No sweat. “I get the same rush I got playing sports when the red light goes on,” she says of her daily hosting gig on Fox Sports 1’s Skip and Shannon: Undisputed. “I must have a bit of adrenaline junkie in me. I feed off it.”
It helps that she grew up a competitor, playing hockey and lacrosse. She walked on to the Boston University lacrosse team, a dream in which she was able to pursue journalism and play sports at a school known for both. “I believed in myself as an athlete, but there was no way there was a pro journey for me after school,” she notes. “Sports reporting was always the goal.”
Her prep for the reporting world started with internships and volunteer opportunities with Fox Sports North, then freelancing at events, promos, live viewing parties and the like. “I would do as many things as I could and get my foot in the door as many places as I could,” Taft says.
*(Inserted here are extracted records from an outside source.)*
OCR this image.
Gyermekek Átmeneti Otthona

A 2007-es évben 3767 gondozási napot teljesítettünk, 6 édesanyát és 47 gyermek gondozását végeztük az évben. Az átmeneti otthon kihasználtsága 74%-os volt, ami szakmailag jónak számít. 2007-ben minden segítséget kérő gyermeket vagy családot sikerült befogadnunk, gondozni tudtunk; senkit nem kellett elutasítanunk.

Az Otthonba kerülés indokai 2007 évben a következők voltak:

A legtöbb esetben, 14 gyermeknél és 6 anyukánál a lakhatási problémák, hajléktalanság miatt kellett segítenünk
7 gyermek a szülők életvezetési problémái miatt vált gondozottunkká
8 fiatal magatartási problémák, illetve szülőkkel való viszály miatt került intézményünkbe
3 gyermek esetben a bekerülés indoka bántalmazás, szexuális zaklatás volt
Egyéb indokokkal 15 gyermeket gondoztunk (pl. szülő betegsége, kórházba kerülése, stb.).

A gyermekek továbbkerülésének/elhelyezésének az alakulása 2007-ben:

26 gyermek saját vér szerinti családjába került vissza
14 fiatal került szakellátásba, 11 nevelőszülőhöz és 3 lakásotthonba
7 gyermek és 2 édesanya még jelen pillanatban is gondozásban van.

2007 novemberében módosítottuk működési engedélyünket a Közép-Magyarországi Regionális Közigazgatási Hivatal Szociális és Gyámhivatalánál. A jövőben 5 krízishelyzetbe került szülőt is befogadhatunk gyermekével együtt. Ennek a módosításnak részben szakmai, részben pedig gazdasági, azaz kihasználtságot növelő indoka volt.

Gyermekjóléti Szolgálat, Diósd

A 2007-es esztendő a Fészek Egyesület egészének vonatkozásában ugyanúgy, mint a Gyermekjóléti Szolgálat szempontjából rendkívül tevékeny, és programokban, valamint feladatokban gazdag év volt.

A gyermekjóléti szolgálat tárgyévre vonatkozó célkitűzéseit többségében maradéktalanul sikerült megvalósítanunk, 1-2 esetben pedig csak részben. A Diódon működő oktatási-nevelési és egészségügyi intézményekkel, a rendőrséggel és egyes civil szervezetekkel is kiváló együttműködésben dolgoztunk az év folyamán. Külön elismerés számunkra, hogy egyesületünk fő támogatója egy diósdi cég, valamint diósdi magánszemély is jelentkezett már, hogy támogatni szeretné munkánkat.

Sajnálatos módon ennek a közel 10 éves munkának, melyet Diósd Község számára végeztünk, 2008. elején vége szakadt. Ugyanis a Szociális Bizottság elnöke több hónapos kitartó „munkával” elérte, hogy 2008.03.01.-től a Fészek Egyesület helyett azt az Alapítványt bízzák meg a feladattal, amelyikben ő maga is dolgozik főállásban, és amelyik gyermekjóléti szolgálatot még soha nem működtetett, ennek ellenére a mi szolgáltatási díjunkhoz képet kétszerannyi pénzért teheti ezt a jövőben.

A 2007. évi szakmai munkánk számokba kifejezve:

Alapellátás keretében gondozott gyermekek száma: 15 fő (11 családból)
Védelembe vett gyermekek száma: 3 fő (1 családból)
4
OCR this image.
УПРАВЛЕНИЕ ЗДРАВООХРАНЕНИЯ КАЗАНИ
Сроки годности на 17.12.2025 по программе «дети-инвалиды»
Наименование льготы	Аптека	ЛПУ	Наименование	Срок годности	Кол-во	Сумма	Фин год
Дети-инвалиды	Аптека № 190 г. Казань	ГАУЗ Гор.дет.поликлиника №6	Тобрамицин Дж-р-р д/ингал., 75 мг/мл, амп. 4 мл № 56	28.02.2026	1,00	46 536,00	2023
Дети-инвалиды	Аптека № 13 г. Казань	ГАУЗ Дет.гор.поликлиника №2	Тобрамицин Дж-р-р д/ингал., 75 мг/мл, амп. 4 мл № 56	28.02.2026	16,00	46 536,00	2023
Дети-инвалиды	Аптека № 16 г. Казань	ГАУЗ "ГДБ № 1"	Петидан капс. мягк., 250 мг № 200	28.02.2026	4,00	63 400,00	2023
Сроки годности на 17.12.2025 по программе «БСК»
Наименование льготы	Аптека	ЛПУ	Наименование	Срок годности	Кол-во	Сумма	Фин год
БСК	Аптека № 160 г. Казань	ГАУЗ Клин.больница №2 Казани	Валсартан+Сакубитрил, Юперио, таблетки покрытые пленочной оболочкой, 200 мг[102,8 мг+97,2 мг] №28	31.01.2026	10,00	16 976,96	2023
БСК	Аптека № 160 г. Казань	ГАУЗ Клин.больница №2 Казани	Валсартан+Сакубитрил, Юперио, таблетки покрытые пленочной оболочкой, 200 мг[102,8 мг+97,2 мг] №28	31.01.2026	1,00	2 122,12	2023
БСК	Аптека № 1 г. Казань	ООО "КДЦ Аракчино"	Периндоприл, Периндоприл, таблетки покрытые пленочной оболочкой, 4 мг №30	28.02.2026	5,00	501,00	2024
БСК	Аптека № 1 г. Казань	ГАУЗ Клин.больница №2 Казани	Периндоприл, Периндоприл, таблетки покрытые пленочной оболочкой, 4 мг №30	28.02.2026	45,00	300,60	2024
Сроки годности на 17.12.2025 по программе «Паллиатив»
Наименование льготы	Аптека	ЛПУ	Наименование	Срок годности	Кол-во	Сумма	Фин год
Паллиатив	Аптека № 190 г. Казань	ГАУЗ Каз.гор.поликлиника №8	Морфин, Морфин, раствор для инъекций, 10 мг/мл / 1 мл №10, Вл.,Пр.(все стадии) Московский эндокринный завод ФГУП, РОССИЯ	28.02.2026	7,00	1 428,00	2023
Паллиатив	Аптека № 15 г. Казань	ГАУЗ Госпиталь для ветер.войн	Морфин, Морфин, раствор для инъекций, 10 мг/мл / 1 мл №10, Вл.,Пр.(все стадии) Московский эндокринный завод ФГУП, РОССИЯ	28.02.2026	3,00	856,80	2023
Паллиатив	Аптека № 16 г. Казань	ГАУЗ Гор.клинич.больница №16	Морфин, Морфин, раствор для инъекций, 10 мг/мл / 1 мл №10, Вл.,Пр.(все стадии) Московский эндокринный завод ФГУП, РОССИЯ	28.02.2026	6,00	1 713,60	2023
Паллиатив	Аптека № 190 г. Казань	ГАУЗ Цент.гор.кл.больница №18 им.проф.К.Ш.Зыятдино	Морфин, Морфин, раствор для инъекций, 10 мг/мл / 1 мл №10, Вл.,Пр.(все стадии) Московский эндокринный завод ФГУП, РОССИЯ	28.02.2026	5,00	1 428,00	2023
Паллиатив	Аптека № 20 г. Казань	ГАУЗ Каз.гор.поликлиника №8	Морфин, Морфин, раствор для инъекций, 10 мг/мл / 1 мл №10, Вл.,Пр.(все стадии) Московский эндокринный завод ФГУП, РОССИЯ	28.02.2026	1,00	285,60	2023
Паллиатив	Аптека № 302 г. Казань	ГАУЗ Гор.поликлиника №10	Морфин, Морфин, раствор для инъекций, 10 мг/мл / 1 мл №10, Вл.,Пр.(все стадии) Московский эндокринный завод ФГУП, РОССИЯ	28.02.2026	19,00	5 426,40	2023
The hustle paid off. Six years ago, Fox Sports 1 asked her to audition. She flew out to Los Angeles for a day and landed a spot. She applied her trademark work ethic to her new job, offering to do everything from covering Supercross motorcycle racing to hosting the Westminster dog show to build her credibility.
“I threw my name in the hat for as much as I could,” she says. “I knew very little about Supercross at the time, and it was the best thing that ever happened to me, because the Fox execs saw I could do the job.”
Then she landed the dream gig: covering Women’s World Cup soccer. Meeting Abby Wambach. Then covering them again as Megan Rapinoe became a household name. In fact, covering the women in France this summer was a “full-circle moment” for Taft, owing to her French immersion education in Edina. “My parents always told me that my French would pay off when I wanted to be doing homework in English,” she says. “They were right!” Fox got the bonus of interviews conducted in French.
Ever the utility player, Taft had filled in on Undisputed, so she was a natural fit when an opening arose. She goes off-air around 9 a.m., but for her, it’s hardly quitting time. There’s college football to report, and she could be boarding a plane a mere hour later to travel for prep and broadcasts. “I might get to take a deep breath after the Super Bowl,” she jokes. Probably not, though — it’s just too hard to say no to that red camera light.